Isaiah 24:16 says it better than I can:
But I said, “That’s all well and good for somebody, but all I can see is doom, doom, and more doom.” All of them at one another’s throats, yes, all of them at one another’s throats. Terror and pits and booby traps are everywhere, whoever you are. If you run from the terror, you’ll fall into the pit. If you climb out of the pit, you’ll get caught in the trap. Chaos pours out of the skies. The foundations of earth are crumbling. Earth is smashed to pieces, earth is ripped to shreds, earth is wobbling out of control, Earth staggers like a drunk, sways like a shack in a high wind. Its piled-up sins are too much for it. It collapses and won’t get up again.
Yet the Word of God points out that He is certainly involved in the chaos of our world — even the chaos of our own lives — though He remains entirely separate from it. He possesses the ultimate control of every evil deed that unfolds in and about us, but we cannot use the oils of these occurrences to paint the portrait of Divinity. He cannot be defined by what we know from a worldly education. Life does not provide accurate observations of a Being beyond science.
God does not become irrelevant when we no longer hastily prop ourselves up on simple confidences in weak explanations. Instead, he becomes more imperative than we ever conceived that He could be. Sophisticated means of defining our world and supporting our livelihood here are still theories. There only appeal is that they offer a way of living and expressing ourselves that avoids the necessity of acknowledging God.

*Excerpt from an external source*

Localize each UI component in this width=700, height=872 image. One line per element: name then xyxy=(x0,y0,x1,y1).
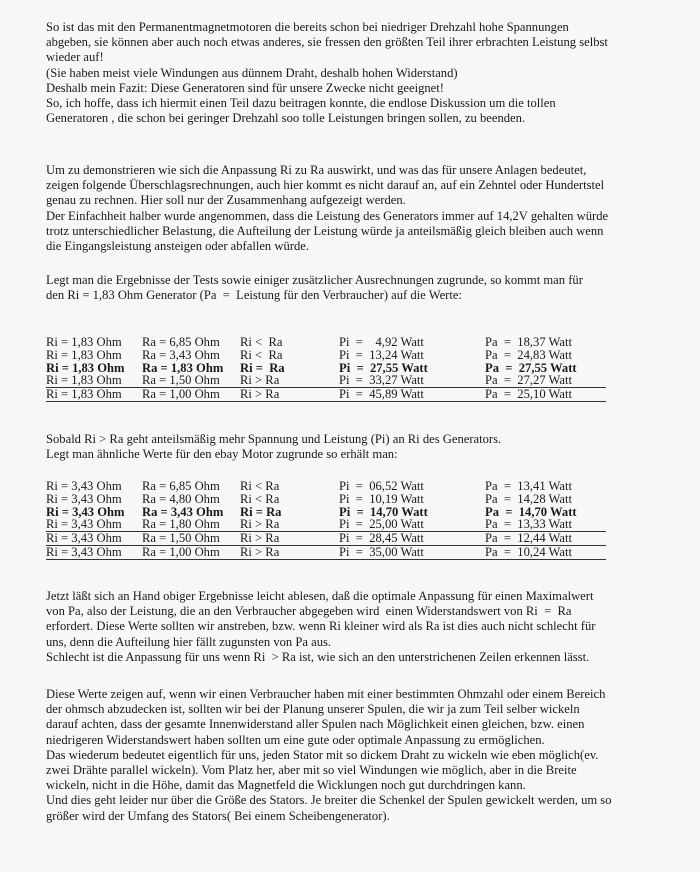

And what can we expect from these atheistic calculations of ours?
It’s God’s scheduled time for vengeance, the year all Zion’s accounts are settled. Edom’s streams will flow sluggish, thick with pollution, the soil sterile, poisoned with waste, The whole country a smoking, stinking garbage dump— The fires burning day and night, the skies black with endless smoke. Generation after generation of wasteland— no more travelers through this country! Vultures and skunks will police the streets; owls and crows will feel at home there. God will reverse creation. Chaos! He will cancel fertility. Emptiness! Leaders will have no one to lead. They’ll name it No Kingdom There, A country where all kings and princes are unemployed. Thistles will take over, covering the castles, fortresses conquered by weeds and thornbushes. Wild dogs will prowl the ruins, ostriches have the run of the place. Wildcats and hyenas will hunt together, demons and devils dance through the night. The night-demon Lilith, evil and rapacious, will establish permanent quarters. Scavenging carrion birds will breed and brood, infestations of ominous evil. (Isaiah 34:8)
The whole point of God allowing chaos to persist in our world is to point us back to Him and make us desire the order and salvation that He brings:
Isaiah 51:9
Wake up, wake up, flex your muscles, God! Wake up as in the old days, in the long ago. Didn’t you once make mincemeat of Rahab, dispatch the old chaos-dragon? And didn’t you once dry up the sea, the powerful waters of the deep, And then made the bottom of the ocean a road for the redeemed to walk across? In the same way God’s ransomed will come back, come back to Zion cheering, shouting, Joy eternal wreathing their heads, exuberant ecstasies transporting them— and not a sign of moans or groans.